Famous scholar Wang Bo happened to be a guest at the official's house and suggested using fermented soya beans as an alternative, having read of this treatment.

Within days, the official was well again.

Records of fermented soya bean being used for medical treatments go back to the Han Dynasty (206BC-220AD). It is one of the major ingredients of the famous "zhi zi chi" decoction for treating cold recorded in Zhang Zhongjing's "Shang Han Lun" (Treatise on Febrile Diseases).

Described as a "mildly warm" herb, it is often used for relieving symptoms of colds, its function strengthened when working with other herbs.

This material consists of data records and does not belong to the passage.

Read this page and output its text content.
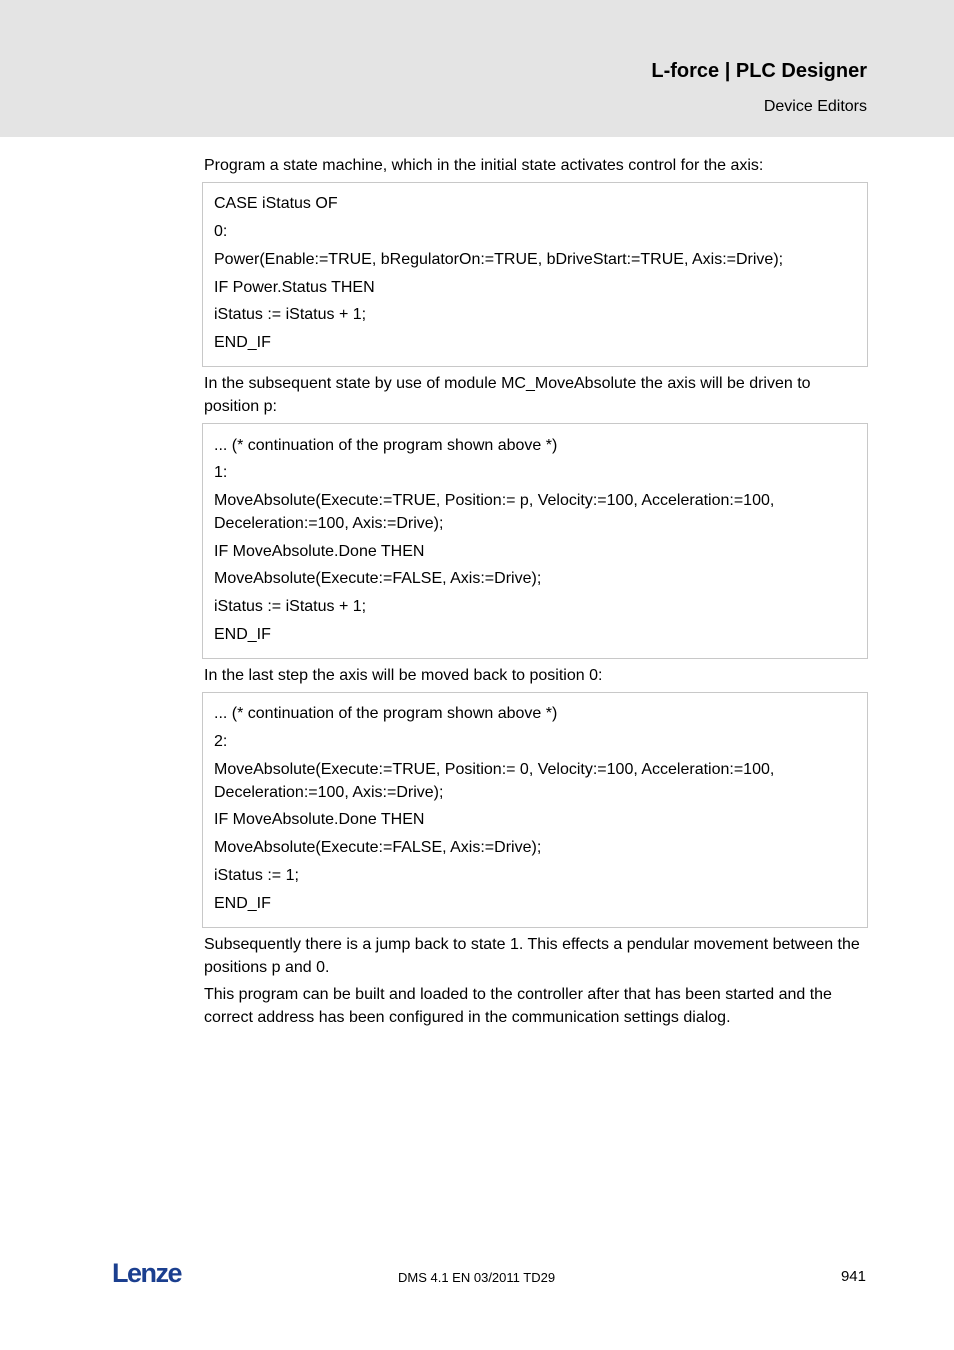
L-force | PLC Designer
Device Editors
Program a state machine, which in the initial state activates control for the axis:
CASE iStatus OF
0:
Power(Enable:=TRUE, bRegulatorOn:=TRUE, bDriveStart:=TRUE, Axis:=Drive);
IF Power.Status THEN
iStatus := iStatus + 1;
END_IF
In the subsequent state by use of module MC_MoveAbsolute the axis will be driven to position p:
... (* continuation of the program shown above *)
1:
MoveAbsolute(Execute:=TRUE, Position:= p, Velocity:=100, Acceleration:=100, Deceleration:=100, Axis:=Drive);
IF MoveAbsolute.Done THEN
MoveAbsolute(Execute:=FALSE, Axis:=Drive);
iStatus := iStatus + 1;
END_IF
In the last step the axis will be moved back to position 0:
... (* continuation of the program shown above *)
2:
MoveAbsolute(Execute:=TRUE, Position:= 0, Velocity:=100, Acceleration:=100, Deceleration:=100, Axis:=Drive);
IF MoveAbsolute.Done THEN
MoveAbsolute(Execute:=FALSE, Axis:=Drive);
iStatus := 1;
END_IF
Subsequently there is a jump back to state 1. This effects a pendular movement between the positions p and 0.
This program can be built and loaded to the controller after that has been started and the correct address has been configured in the communication settings dialog.
Lenze	DMS 4.1 EN 03/2011 TD29	941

Modern research also finds it effective in lowering blood pressure, protecting the liver and delaying aging.

Herbal congee

Cook a decoction of 10g fermented soya beans, 10g jin jie (Nepeta), 15g ge gen (kudzu vine root), 10g cape jasmine, 30g gypsum, 10g ginger and seven pieces of green onion.

Filter the decoction and add 100g rice for congee cooking.

Eat on an empty stomach and cover yourself with a quilt for slight sweating.

Benefits: Helps dispel pathogenic energies and relieve cold-related symptoms.

Fermented soya beans and black carp

Cook 50g fermented soya beans, 450g black carp, 300g oil, 10g ginger and 8ml soy sauce with water as needed.

Season with salt

Benefits: Boosts energy, dispels pathogenic dampness, benefits the stomach and liver.